Mentor 1

Xu Xiaojuan


Lead (Pb2+) is a commonly known environmental toxin. Lead poisoning in humans is detrimental, especially if exposure occurs during development when the blood brain barrier and other mechanisms of defense are still being established. In fact, a relationship between early lead exposure and neurobehavioral deficits including slower reaction time, hyperactivity, lower IQ scores, and increased inattentive behavior, has been established in past research. The zebrafish has become a useful vertebrate model for studying the neurobehavioral effects of developmental exposure to environmental toxins because of the ease with which zebrafish can be bred and taken care of, their short generation times, the large numbers of eggs that females can produce, and the transparency of zebrafish embryos.

The current study utilized an active avoidance conditioning paradigm to explore the effects of embryonic Pb2+ exposure on learning and behavior in 12-month-old zebrafish. Adult zebrafish were individually placed in a shuttle-box separated into two identical compartments by a manually raised divider. Each trial began with the onset of light on the side of the shuttle-box where the zebrafish was located. After 12 seconds, a mild, repetitive electrical shock was administered until either the fish swam under the divider or an additional 12 seconds had passed, signaling the end of the trial. On Experimental Day 1, through repeated trials, the zebrafish were trained to associate a light (i.e., conditioned stimulus, CS) with an electrical shock (i.e., unconditioned stimulus, US) and to avoid the shock by swimming from the lighted side of the shuttle-box, under the divider, to the dark side. Testing for avoidance learning occurred on Experimental Day 3.
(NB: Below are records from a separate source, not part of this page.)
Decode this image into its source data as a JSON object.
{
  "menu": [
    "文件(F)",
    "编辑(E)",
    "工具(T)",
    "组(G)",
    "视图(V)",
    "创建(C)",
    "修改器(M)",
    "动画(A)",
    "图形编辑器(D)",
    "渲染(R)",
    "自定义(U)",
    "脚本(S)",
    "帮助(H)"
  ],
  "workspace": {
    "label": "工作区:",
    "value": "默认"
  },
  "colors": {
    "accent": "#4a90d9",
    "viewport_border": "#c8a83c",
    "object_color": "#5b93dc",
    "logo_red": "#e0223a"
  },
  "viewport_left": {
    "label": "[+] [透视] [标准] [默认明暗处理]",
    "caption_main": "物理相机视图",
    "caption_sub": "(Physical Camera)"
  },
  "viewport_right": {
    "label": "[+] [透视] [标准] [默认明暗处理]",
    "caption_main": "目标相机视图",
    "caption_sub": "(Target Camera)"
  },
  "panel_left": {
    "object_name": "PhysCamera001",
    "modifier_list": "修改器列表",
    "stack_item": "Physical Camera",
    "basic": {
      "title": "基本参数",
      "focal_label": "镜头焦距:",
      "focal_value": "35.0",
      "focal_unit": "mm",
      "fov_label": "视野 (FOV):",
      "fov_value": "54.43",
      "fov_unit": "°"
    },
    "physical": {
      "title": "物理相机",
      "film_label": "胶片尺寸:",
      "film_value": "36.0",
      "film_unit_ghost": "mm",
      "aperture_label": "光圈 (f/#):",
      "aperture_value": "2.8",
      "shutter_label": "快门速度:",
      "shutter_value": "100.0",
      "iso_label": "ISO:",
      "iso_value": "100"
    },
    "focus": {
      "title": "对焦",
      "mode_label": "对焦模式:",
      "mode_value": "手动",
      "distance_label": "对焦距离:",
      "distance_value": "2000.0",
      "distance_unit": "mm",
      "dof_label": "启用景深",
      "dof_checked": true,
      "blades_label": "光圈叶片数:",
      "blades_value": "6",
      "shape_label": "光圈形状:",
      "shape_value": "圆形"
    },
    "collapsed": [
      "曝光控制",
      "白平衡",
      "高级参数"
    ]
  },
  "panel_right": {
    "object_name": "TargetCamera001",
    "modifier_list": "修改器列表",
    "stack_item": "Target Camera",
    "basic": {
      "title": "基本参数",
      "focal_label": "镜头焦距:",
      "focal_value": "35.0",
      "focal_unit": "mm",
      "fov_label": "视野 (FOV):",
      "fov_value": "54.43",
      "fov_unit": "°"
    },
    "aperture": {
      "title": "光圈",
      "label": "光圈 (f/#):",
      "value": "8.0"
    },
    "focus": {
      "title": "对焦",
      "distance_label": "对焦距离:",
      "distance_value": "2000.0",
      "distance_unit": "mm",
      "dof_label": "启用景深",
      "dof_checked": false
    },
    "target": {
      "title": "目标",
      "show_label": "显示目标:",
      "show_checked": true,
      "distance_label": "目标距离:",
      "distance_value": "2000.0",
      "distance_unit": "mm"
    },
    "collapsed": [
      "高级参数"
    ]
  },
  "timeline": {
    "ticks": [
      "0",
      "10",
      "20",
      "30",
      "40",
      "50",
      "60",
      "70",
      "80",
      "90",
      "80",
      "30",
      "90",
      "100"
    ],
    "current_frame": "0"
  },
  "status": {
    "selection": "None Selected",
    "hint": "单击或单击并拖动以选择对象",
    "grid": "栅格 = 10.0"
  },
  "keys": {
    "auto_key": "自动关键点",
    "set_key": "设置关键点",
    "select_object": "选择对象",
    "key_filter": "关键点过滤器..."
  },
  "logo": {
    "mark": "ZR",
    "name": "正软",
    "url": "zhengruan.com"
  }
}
Adult zebrafish that were exposed to 0.0, 0.1, 1.0, or 10.0 μM Pb2+ as embryos were trained and tested within this paradigm. The results indicated that zebrafish that were not exposed to Pb2+ as embryos learned avoidance responses during training and showed significantly increased avoidance behavior during the testing session. Zebrafish that hatched from embryos exposed to Pb2+ did not show significant changes in avoidance behavior from training to testing, indicating that zebrafish that were developmentally exposed to Pb2+ did not learn avoidance behavior during training. These findings enhance current knowledge of Pb2+ toxicity in developing organisms in that they support the hypothesis that exposure to Pb2+ during development impairs learning and memory.

*This scholar and faculty mentor have requested that only an abstract be published.